In a sign of just how focused toward the companions and their families the returned show would be in the RTD era, Episode 1 departed from the typical grandiose titles of time-travels past (though they’d soon return), and was simply named after new companion, ‘Rose’.

Technically it’s not the first episode to refer to a companion in its title, as the first ever episode, ‘An Unearthly Child’ was in reference to The Doctor’s granddaughter Susan, but it is the first to ever use a companion’s name. There’s a nice symmetry too, don’t you think, having both opening episodes reference the companion?

 

First burpy bin

Doctor Who Rose bin

The first and only burpy bin. In ‘Rose’, a single council wheelie bin possessed by the incredible alien might of the Nestene Consciousness defies the ‘Glass and cans only’ rule, and gobbles up Mickey Smith. It’ll be eating hot ashes next.
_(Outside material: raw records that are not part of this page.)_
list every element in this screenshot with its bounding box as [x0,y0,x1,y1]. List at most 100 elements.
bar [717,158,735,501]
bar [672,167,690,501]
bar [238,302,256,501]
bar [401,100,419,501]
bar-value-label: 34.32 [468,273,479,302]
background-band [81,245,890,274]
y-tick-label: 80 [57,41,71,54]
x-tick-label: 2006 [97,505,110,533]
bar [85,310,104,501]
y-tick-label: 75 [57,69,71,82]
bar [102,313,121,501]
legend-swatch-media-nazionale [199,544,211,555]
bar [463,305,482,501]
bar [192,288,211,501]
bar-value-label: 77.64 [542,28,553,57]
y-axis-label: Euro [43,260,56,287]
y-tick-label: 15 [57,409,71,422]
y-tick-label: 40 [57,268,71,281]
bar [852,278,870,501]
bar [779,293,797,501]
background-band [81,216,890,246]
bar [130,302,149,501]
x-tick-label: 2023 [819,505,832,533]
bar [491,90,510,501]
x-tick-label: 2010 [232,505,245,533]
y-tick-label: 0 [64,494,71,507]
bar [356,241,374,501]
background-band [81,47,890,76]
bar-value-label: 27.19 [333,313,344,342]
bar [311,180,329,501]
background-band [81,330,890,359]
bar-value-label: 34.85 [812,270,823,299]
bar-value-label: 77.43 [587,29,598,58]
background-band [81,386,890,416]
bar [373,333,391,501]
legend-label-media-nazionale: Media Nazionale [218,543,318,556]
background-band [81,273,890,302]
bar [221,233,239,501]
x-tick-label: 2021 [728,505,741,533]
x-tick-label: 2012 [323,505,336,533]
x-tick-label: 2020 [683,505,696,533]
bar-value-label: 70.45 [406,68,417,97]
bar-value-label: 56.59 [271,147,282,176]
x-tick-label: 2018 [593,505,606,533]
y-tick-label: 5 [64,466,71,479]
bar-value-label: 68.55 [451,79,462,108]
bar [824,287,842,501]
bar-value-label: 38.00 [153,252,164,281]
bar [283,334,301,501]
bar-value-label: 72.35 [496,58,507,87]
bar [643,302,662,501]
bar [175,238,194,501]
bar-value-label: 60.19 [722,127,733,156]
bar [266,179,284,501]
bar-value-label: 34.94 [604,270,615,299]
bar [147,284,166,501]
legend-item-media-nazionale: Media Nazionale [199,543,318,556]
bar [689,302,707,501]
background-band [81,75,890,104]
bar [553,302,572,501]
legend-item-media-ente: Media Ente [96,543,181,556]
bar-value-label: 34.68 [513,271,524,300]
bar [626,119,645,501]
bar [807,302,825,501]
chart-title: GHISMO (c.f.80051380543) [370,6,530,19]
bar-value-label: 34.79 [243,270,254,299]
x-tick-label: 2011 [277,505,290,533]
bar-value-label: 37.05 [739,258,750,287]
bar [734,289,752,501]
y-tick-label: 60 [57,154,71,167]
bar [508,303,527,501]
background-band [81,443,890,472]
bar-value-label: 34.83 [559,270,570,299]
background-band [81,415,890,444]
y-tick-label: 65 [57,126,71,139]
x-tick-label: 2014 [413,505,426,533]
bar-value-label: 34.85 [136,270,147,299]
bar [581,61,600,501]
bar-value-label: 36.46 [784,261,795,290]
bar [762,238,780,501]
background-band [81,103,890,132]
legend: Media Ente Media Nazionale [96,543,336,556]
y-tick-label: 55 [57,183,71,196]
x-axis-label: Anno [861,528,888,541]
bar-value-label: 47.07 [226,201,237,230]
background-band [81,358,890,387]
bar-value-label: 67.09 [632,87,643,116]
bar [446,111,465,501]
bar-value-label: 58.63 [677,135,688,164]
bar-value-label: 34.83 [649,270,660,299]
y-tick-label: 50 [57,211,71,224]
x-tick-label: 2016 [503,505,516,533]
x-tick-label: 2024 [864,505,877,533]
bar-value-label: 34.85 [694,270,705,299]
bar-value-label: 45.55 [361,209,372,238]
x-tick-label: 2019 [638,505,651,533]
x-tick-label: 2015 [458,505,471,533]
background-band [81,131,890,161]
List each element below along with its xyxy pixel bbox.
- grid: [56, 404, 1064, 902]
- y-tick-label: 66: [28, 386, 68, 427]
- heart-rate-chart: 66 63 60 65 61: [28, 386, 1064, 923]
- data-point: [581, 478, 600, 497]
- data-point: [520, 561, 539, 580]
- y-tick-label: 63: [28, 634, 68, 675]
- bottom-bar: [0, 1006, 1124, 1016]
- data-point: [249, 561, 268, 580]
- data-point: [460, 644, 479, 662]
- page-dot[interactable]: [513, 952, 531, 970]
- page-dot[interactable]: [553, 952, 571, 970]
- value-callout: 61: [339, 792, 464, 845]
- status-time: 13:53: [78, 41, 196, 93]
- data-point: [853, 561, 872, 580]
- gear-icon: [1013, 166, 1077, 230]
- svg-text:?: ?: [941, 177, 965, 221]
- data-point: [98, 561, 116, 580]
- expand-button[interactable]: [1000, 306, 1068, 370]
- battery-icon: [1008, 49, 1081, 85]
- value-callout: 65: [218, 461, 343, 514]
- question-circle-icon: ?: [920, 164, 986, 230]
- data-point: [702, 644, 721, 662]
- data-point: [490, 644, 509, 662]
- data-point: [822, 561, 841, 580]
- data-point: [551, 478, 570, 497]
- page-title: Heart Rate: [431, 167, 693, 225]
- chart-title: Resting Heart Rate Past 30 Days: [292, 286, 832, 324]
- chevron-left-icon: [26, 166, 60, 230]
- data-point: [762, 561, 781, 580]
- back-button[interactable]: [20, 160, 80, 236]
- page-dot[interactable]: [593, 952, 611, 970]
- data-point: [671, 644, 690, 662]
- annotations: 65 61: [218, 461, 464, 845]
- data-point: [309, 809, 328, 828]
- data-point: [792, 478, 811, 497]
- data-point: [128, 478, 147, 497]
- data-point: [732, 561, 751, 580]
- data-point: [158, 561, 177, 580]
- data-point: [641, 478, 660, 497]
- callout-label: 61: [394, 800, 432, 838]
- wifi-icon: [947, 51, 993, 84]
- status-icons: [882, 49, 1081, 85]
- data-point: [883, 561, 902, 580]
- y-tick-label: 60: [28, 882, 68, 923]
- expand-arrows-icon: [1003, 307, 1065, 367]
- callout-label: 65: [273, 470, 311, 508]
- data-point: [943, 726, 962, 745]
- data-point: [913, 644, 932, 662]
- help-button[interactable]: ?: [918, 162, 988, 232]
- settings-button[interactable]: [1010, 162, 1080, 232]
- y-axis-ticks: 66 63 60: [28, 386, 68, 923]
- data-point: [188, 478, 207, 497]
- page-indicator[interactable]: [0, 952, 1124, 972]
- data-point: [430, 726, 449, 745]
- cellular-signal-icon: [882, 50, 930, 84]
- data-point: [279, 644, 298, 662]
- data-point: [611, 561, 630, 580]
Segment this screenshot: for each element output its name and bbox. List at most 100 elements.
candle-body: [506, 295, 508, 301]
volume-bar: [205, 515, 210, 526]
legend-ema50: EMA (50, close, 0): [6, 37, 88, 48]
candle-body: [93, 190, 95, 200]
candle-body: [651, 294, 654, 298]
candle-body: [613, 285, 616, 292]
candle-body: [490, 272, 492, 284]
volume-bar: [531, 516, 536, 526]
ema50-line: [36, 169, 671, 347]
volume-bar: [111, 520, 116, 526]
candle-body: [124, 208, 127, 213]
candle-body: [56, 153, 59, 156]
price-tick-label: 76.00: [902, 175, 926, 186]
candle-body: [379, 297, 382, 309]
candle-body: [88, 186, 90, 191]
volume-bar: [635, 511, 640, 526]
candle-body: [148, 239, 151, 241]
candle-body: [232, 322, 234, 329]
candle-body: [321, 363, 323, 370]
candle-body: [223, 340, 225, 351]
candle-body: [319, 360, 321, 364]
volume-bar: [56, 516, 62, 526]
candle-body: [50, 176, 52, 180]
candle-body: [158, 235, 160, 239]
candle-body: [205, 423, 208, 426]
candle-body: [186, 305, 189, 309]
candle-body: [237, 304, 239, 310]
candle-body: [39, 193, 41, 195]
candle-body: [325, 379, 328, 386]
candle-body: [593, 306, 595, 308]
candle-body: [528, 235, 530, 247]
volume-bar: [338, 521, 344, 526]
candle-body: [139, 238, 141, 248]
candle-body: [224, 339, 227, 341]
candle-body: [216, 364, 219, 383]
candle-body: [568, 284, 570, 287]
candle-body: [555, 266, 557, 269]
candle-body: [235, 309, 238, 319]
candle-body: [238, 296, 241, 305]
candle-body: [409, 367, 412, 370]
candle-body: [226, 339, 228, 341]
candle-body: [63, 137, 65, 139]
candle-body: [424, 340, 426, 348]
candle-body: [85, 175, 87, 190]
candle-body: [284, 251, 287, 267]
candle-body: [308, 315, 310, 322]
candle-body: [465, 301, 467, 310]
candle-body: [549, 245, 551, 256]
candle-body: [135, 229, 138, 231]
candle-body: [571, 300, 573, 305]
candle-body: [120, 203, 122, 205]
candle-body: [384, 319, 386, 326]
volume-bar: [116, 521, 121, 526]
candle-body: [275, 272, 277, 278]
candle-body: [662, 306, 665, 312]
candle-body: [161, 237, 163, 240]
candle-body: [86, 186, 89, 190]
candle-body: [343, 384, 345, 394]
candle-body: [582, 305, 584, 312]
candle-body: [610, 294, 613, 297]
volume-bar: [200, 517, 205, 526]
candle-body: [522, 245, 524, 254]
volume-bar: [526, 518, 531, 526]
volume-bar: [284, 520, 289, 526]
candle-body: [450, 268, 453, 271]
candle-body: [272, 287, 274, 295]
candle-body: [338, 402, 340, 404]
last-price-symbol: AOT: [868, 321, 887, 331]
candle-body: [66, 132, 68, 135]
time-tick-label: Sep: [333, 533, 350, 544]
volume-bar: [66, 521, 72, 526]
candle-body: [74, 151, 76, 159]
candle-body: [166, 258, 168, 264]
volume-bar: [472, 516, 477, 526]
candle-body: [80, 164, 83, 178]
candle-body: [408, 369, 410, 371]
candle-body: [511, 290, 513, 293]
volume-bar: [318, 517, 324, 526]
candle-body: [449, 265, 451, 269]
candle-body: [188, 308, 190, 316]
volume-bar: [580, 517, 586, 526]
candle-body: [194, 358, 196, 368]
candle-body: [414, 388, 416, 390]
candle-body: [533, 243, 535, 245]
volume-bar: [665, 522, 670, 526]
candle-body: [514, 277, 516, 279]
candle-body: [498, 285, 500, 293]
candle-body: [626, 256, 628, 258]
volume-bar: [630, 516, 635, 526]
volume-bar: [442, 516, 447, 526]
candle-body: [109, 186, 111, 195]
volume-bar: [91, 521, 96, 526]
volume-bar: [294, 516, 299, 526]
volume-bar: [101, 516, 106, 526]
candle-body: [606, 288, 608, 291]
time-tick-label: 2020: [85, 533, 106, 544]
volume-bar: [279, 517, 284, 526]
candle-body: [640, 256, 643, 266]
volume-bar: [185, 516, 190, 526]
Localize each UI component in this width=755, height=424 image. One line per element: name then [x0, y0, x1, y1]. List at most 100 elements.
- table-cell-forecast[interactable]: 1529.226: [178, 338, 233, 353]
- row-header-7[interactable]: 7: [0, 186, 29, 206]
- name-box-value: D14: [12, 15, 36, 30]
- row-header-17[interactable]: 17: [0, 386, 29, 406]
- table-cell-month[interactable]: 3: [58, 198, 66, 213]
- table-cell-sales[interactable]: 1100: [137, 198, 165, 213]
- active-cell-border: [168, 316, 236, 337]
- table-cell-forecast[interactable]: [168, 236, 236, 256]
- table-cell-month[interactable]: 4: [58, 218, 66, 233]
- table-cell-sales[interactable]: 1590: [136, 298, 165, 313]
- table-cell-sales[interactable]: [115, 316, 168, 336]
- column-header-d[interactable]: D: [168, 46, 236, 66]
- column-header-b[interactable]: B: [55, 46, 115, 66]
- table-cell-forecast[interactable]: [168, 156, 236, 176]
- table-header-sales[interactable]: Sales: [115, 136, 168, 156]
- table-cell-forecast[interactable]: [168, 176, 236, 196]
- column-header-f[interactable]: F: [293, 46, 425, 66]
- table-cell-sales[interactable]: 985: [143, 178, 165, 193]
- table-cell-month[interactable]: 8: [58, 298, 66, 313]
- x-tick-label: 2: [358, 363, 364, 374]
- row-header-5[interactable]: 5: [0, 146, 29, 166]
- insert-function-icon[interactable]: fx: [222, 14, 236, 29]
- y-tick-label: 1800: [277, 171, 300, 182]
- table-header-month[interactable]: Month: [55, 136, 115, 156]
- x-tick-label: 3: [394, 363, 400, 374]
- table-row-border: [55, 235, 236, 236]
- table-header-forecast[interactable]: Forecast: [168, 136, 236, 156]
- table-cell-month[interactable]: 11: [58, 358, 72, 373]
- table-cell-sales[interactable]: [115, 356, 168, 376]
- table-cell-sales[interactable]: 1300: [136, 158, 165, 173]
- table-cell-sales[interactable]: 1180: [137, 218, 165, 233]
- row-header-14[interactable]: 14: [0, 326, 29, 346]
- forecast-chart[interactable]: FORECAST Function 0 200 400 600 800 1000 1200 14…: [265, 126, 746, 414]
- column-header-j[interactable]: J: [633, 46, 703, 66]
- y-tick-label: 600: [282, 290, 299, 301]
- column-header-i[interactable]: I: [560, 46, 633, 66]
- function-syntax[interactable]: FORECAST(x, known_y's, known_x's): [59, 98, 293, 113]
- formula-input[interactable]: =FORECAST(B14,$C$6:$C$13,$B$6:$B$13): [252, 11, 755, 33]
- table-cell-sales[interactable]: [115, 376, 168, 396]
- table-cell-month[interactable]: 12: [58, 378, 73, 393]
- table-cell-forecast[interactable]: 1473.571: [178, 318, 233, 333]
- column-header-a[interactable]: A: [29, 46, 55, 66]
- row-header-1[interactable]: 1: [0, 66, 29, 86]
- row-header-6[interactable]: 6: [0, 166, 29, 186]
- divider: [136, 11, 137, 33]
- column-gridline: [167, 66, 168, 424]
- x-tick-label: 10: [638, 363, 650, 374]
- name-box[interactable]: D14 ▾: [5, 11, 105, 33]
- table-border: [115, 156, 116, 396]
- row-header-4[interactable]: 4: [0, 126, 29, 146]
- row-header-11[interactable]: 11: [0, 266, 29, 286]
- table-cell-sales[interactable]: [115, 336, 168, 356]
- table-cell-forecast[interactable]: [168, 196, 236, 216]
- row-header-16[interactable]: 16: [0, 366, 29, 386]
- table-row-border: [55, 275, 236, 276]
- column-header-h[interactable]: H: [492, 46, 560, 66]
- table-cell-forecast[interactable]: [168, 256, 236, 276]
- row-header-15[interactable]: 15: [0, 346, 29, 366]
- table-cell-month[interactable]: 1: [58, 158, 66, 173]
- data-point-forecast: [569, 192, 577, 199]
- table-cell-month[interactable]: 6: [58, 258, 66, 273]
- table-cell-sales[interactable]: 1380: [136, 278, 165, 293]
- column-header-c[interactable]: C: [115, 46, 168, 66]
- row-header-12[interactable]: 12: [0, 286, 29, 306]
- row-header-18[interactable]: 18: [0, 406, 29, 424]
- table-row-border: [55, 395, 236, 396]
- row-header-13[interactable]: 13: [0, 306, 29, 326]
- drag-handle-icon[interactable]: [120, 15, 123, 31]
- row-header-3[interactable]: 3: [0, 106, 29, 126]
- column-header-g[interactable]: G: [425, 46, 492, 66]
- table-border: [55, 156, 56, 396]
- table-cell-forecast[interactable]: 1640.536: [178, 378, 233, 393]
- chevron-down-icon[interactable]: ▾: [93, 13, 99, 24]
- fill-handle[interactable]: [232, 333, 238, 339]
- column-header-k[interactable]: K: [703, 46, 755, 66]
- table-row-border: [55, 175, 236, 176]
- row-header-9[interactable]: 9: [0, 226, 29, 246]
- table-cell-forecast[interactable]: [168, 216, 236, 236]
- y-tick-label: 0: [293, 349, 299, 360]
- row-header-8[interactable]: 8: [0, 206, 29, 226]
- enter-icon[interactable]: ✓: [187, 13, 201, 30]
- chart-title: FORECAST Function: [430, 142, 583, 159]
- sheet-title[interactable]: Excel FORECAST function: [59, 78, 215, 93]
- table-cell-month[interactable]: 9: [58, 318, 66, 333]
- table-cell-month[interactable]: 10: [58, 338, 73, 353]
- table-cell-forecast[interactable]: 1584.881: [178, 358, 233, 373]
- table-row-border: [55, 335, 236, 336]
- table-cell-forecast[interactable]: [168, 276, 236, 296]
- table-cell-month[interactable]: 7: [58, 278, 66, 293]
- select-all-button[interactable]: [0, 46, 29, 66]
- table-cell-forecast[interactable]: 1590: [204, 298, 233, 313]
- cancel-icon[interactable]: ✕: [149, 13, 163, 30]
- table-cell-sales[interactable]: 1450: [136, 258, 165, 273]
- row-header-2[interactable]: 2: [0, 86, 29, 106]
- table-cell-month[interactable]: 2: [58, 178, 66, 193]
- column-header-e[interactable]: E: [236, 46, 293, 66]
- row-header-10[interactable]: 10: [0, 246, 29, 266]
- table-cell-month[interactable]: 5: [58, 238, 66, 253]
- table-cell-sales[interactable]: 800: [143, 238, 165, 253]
‘Om-Nom-Nom-Nom!’ the bin would no doubt say if that scene was filmed today. But as it’s only 2005, it just burps. Yes. Go back and watch it. It does. For no reason, the bin burps. It’s not like it’s even eaten Mickey. Perhaps it’s a resultant gas release triggered by the molecular replication of organic matter into a semi-synthetic polymer clone. Or maybe, as I prefer to think, burpy bin is that rare waste receptacle with a sense of humour.

 

First mention of The Time War

Doctor Who Gallifrey Time War

This one was a biggie, and at the time seemed like both the dramatic culmination of a plot that began in ‘Genesis of the Daleks’ (and rumbled on in ‘Resurrection of the Daleks’ and ‘Remembrance of the Daleks’), and a whole new direction for the show.

It’s in ‘The End of the World’ that we learn The Doctor is the last of his kind and that his people and planet are gone (notice how he never names his home – we wouldn’t hear the word Gallifrey until ‘The Runaway Bride’), all as a result of ‘The Last Great Time War’. He’s no longer a renegade on the run from his people. He’s a survivor on the run from his past.

It was a huge shift in the mythology of the show and created a new unexplored facet to a character many thought they knew. Suddenly we as viewers were all on the same level of knowledge. As we’d find out in later years, we didn’t really know the first thing about the Time War or The Doctor’s role in it.

 

First farting aliens

Doctor Who Slitheen

Just imagine if, while the First Doctor was warning the Sensorites ‘I don’t make threats, but I do keep promises’, one of them had let off a cheeky squeaky guff. Or that, while the Third Doctor had been exchanging rapier witticisms with The Master, Roger Delgado had cocked an eyebrow, tensed his face slightly, shifted in his seat, and let rip a two-cheek fanfare that could be heard by the Sea Devils. Inconceivable, yes?

Not for the family Slitheen who – in a sign that the returned show was still uncertain about how kid-friendly it should be – gleefully bottom-burped and bum-trumpted, and blamed it all on ‘the gas exchange’. Unless Skaroth of the Jaggaroth slipped a ‘silent but deadly’ at some point during ‘City of Death’, the Rexacoricofallipatorians became the very first aliens in the show’s history to break wind.